Lorsqu’il est question de recherche en fibrose kystique, on entend souvent parler des phases I, II, III et IV. À quoi ces phases font-elles référence? Doit-on tenir compte de ces phases dans la décision de se porter candidat pour l’une ou l’autre de ces recherches?

En recherche clinique, les études sont effectivement classifiées en phases I, II, III, et IV. Les études de phase I évaluent la sécurité d’un médicament et sont effectuées sur un petit nombre de volontaires sains. Ces études permettent d’évaluer ce qui arrive au médicament dans le corps humain.

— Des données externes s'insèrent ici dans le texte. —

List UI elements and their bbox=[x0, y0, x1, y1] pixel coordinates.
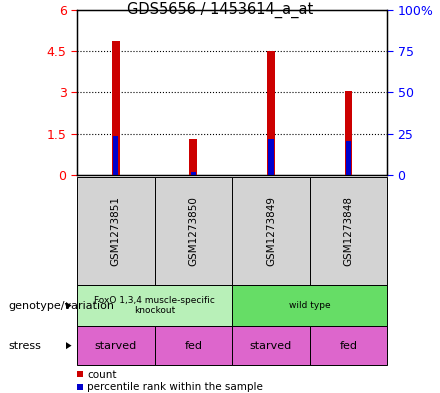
Text: GSM1273850: GSM1273850 bbox=[188, 196, 198, 266]
Text: GSM1273851: GSM1273851 bbox=[111, 196, 121, 266]
Text: wild type: wild type bbox=[289, 301, 330, 310]
Text: fed: fed bbox=[339, 341, 357, 351]
Text: count: count bbox=[87, 370, 117, 380]
Text: stress: stress bbox=[9, 341, 42, 351]
Text: FoxO 1,3,4 muscle-specific
knockout: FoxO 1,3,4 muscle-specific knockout bbox=[94, 296, 215, 315]
Bar bbox=[112, 41, 120, 175]
Bar bbox=[113, 136, 118, 175]
Bar bbox=[346, 141, 351, 175]
Bar bbox=[191, 172, 196, 175]
Bar bbox=[190, 139, 197, 175]
Bar bbox=[268, 139, 274, 175]
Text: percentile rank within the sample: percentile rank within the sample bbox=[87, 382, 263, 392]
Bar bbox=[345, 91, 352, 175]
Text: GSM1273848: GSM1273848 bbox=[344, 196, 353, 266]
Text: starved: starved bbox=[250, 341, 292, 351]
Text: starved: starved bbox=[95, 341, 137, 351]
Text: fed: fed bbox=[184, 341, 202, 351]
Text: GDS5656 / 1453614_a_at: GDS5656 / 1453614_a_at bbox=[127, 2, 313, 18]
Bar bbox=[267, 51, 275, 175]
Text: genotype/variation: genotype/variation bbox=[9, 301, 115, 310]
Text: GSM1273849: GSM1273849 bbox=[266, 196, 276, 266]
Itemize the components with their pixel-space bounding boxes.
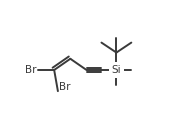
Text: Si: Si: [112, 65, 121, 75]
Text: Br: Br: [25, 65, 37, 75]
Text: Br: Br: [59, 82, 71, 92]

Les effets indésirables sont donc examinés de près.

Les études de phase II impliquent un plus grand nombre de personnes et donnent de l’information sur la façon dont le médicament fonctionne, de même que sur ses effets bénéfiques et indésirables. Ces études sont randomisées et à double insu, ce qui signifie qu’un groupe de patients reçoit le nouveau médicament et qu’un autre groupe reçoit le médicament standard ou bien un placebo (produit inerte). Jusqu’à ce que l’étude soit terminée, ni les patients ni les chercheurs qui travaillent directement avec les patients ne savent lequel des deux groupes prend le nouveau médicament.

Les études de phase III sont un peu semblables aux études de phase II, sauf qu’elles incluent un plus grand nombre de personnes (des milliers) et qu’elles peuvent durer plusieurs années. Ces études donnent aux chercheurs une bonne idée de l’efficacité, des bénéfices et des effets indésirables du nouveau médicament. Dans ce cas également, les études sont habituellement randomisées et à double insu. Une fois l’étude de phase III terminée avec succès, la compagnie pharmaceutique ayant mis au point le nouveau médicament peut alors déposer auprès des autorités gouvernementales une demande de commercialisation.

Lorsque le nouveau médicament est admis sur le marché, on effectue souvent des études de phase IV. Le but de ces études consiste à évaluer le bénéfice à long terme du médicament, ainsi qu’à comparer le rapport coût / bénéfice du nouveau médicament par rapport au traitement traditionnel. La phase IV permet aussi de déterminer si le médicament aurait d’autres usages possibles.